Naar de kern van literatuur
Wanneer je een boek van Siri Hustvedt (1955) openslaat, stap je een bijzondere wereld binnen; een uitgestrekt gebied met feiten en fictie, een grijze zone tussen literatuur en filosofie, een labyrint van uitdagende maar lonende gedachtesprongen. Haar nieuwe roman, Herinneringen aan de toekomst, sluit in dat opzicht perfect bij de rest van haar oeuvre aan, maar biedt tegelijk een volkomen unieke leeservaring.
Herinneringen aan de toekomst kan je zien als drie-boeken-in-één. Het basisverhaal wordt verteld door de 61-jarige schrijfster S.H., die in 2016 haar dementerende moeder helpt verhuizen. Tijdens het opruimen vindt ze een dagboek waarin ze als 23-jarige niet alleen haar gedachten neerpende, maar ook passages die tot haar debuutroman moesten leiden. Zo lezen we niet enkel op welke manier S.H. haar allereerste personages opbouwde, maar ook volledige stukken uit haar onvoltooide detectiveroman én het commentaar van de oudere en ondertussen succesvolle auteur hierop.
Het dagboek start in 1978 wanneer S.H. naar New York verhuist. Ze stort zich op het lezen en schrijven, daarin slecht gestoord door de vreemde monologen van haar buurvrouw de ze door de muur kan horen. Pas na enkele weken duikt ze in het sociale leven en gaat er echt een nieuwe wereld voor haar open. Ze observeert alles en iedereen met oog voor detail, steeds op zoek naar inspiratie voor haar eigen roman. Wat ze waarneemt wordt vervolgens naast de literaire wereld gelegd en afgewogen.
Terwijl de 61-jarige S.H. met een mengeling van nostalgie en schaamte het dagboek leest, reflecteert ze over de valsheid van herinneringen. Ze speelt met het tijdsverloop en betrekt daar expliciet de lezer bij:
”En in dit boek, het boek dat jij nu leest, leven de jonge persoon en de oude persoon zij aan zij in de twijfelachtige waarheden van de herinnering. Hier staat het me vrij om over decennia heen te wippen in de smalle witte ruimte tussen twee alinea’s of om bladzijden lang te blijven hangen bij één kraakheldere minuut in mijn leven of te spelen met werkwoordtijden die terug of juist vooruit wijzen.”
Soms dwaalt ze af in filosofische, levensbeschouwelijke reflecties om zichzelf dan weer met een droge terechtwijzing tot orde te roepen:
“Maar we moeten terug naar ons verhaal.”
Siri Hustvedt provoceert haar lezers, maar schoffeert nooit. De uitstapjes naar politiek, feminisme en metafictie betekenen dat je moeite moet doen voor dit boek en je aandacht bij de tekst moet houden.
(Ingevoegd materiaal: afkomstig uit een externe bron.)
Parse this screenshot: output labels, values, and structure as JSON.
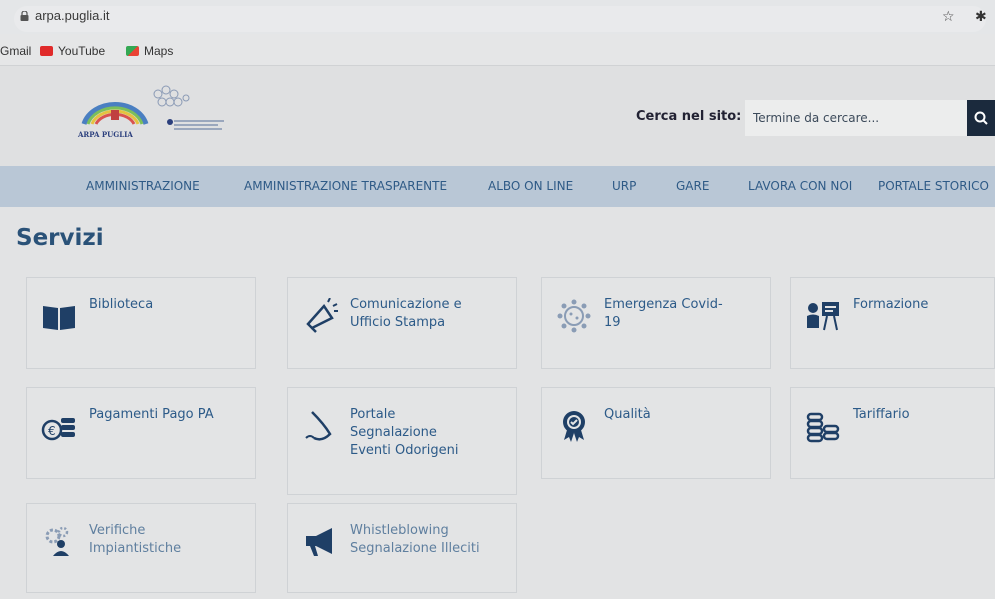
{
  "browser": {
    "url": "arpa.puglia.it",
    "bookmarks": [
      "Gmail",
      "YouTube",
      "Maps"
    ]
  },
  "header": {
    "logo_text": "ARPA PUGLIA",
    "search_label": "Cerca nel sito:",
    "search_placeholder": "Termine da cercare..."
  },
  "nav": {
    "items": [
      "AMMINISTRAZIONE",
      "AMMINISTRAZIONE TRASPARENTE",
      "ALBO ON LINE",
      "URP",
      "GARE",
      "LAVORA CON NOI",
      "PORTALE STORICO"
    ]
  },
  "page": {
    "title": "Servizi"
  },
  "services": [
    {
      "line1": "Biblioteca",
      "line2": "",
      "line3": "",
      "icon": "book-icon"
    },
    {
      "line1": "Comunicazione e",
      "line2": "Ufficio Stampa",
      "line3": "",
      "icon": "megaphone-icon"
    },
    {
      "line1": "Emergenza Covid-",
      "line2": "19",
      "line3": "",
      "icon": "virus-icon"
    },
    {
      "line1": "Formazione",
      "line2": "",
      "line3": "",
      "icon": "teacher-icon"
    },
    {
      "line1": "Pagamenti Pago PA",
      "line2": "",
      "line3": "",
      "icon": "coins-icon"
    },
    {
      "line1": "Portale",
      "line2": "Segnalazione",
      "line3": "Eventi Odorigeni",
      "icon": "nose-icon"
    },
    {
      "line1": "Qualità",
      "line2": "",
      "line3": "",
      "icon": "quality-badge-icon"
    },
    {
      "line1": "Tariffario",
      "line2": "",
      "line3": "",
      "icon": "stacked-coins-icon"
    },
    {
      "line1": "Verifiche",
      "line2": "Impiantistiche",
      "line3": "",
      "icon": "gears-worker-icon"
    },
    {
      "line1": "Whistleblowing",
      "line2": "Segnalazione Illeciti",
      "line3": "",
      "icon": "loudspeaker-icon"
    }
  ],
  "colors": {
    "nav_bg": "#b9c7d6",
    "link": "#2c5a88",
    "title": "#2a5278",
    "search_button": "#1b2a3d"
  }
}
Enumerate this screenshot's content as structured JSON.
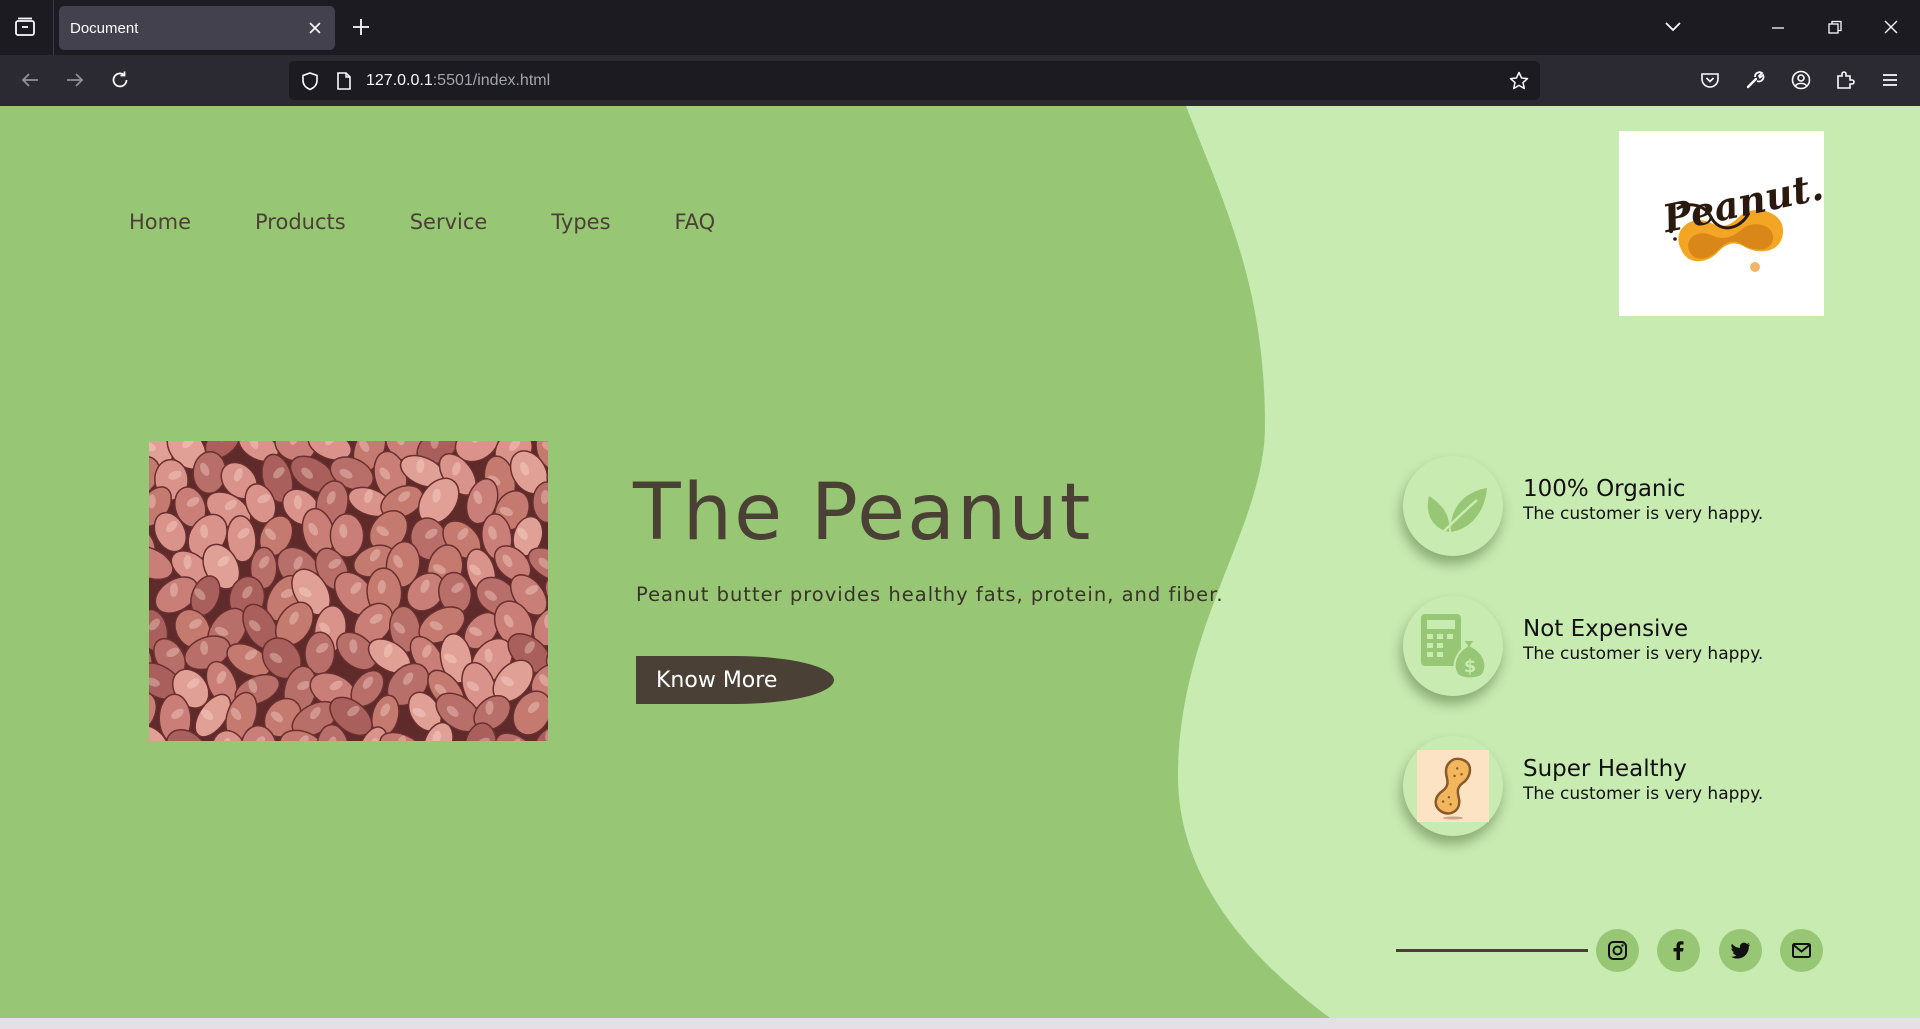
{
  "browser": {
    "tab_title": "Document",
    "url_host": "127.0.0.1",
    "url_rest": ":5501/index.html"
  },
  "nav": {
    "items": [
      "Home",
      "Products",
      "Service",
      "Types",
      "FAQ"
    ]
  },
  "logo": {
    "text": "Peanut."
  },
  "hero": {
    "title": "The Peanut",
    "subtitle": "Peanut butter provides healthy fats, protein, and fiber.",
    "button_label": "Know More"
  },
  "features": [
    {
      "title": "100% Organic",
      "desc": "The customer is very happy.",
      "icon": "leaf-icon"
    },
    {
      "title": "Not Expensive",
      "desc": "The customer is very happy.",
      "icon": "money-bag-icon"
    },
    {
      "title": "Super Healthy",
      "desc": "The customer is very happy.",
      "icon": "peanut-icon"
    }
  ],
  "social": [
    "instagram-icon",
    "facebook-icon",
    "twitter-icon",
    "mail-icon"
  ],
  "colors": {
    "dark_green": "#97c674",
    "light_green": "#c8ebb2",
    "brown": "#4b4036",
    "chrome_dark": "#1c1b22",
    "chrome_mid": "#2b2a33"
  }
}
Tegelijk zorgt de speelse zelfspot in combinatie met de grappige tekeningen voor een zekere lichtheid. Behalve wanneer de patriarchale samenleving ter discussie wordt gesteld, wordt de toon nooit bitter. En zelfs in deze passages wordt humor ingezet, niet om de ernst van de zaak te minimaliseren, maar net om het verschil tussen mannen en vrouwen nog krachtiger uit de doeken te doen.
Het taalgebruik van Hustvedt is een feest om te lezen. Het boek staat bol van originele vondsten die je meteen aan je standaard woordenschat wil toevoegen. Wat dacht je van binnenboeks en buitenboeks, ideale woorden voor lezers die tijdens het lezen avonturen beleven, maar ook in de echte wereld – buiten de boeken om – het een en ander meemaken. Uit het nawoord van vertalers Caroline Meijer en Jeske van der Velden blijkt dat het geen sinecure was om steeds adequate alternatieven te vinden. Dat het boek vlot leest, is zeker ook aan hen te danken.
Siri Hustvedt lijkt steeds een stapje verder te gaan in haar zoektocht naar de kern van literatuur. Het is een absolute sterkte dat ze hierbij geen moment het contact met de lezer verliest. Ze slaagt er dan ook moeiteloos in om van Herinneringen aan de toekomst een erg persoonlijk boek te maken, dat tegelijk overduidelijk fictie is. Een uitzonderlijke prestatie.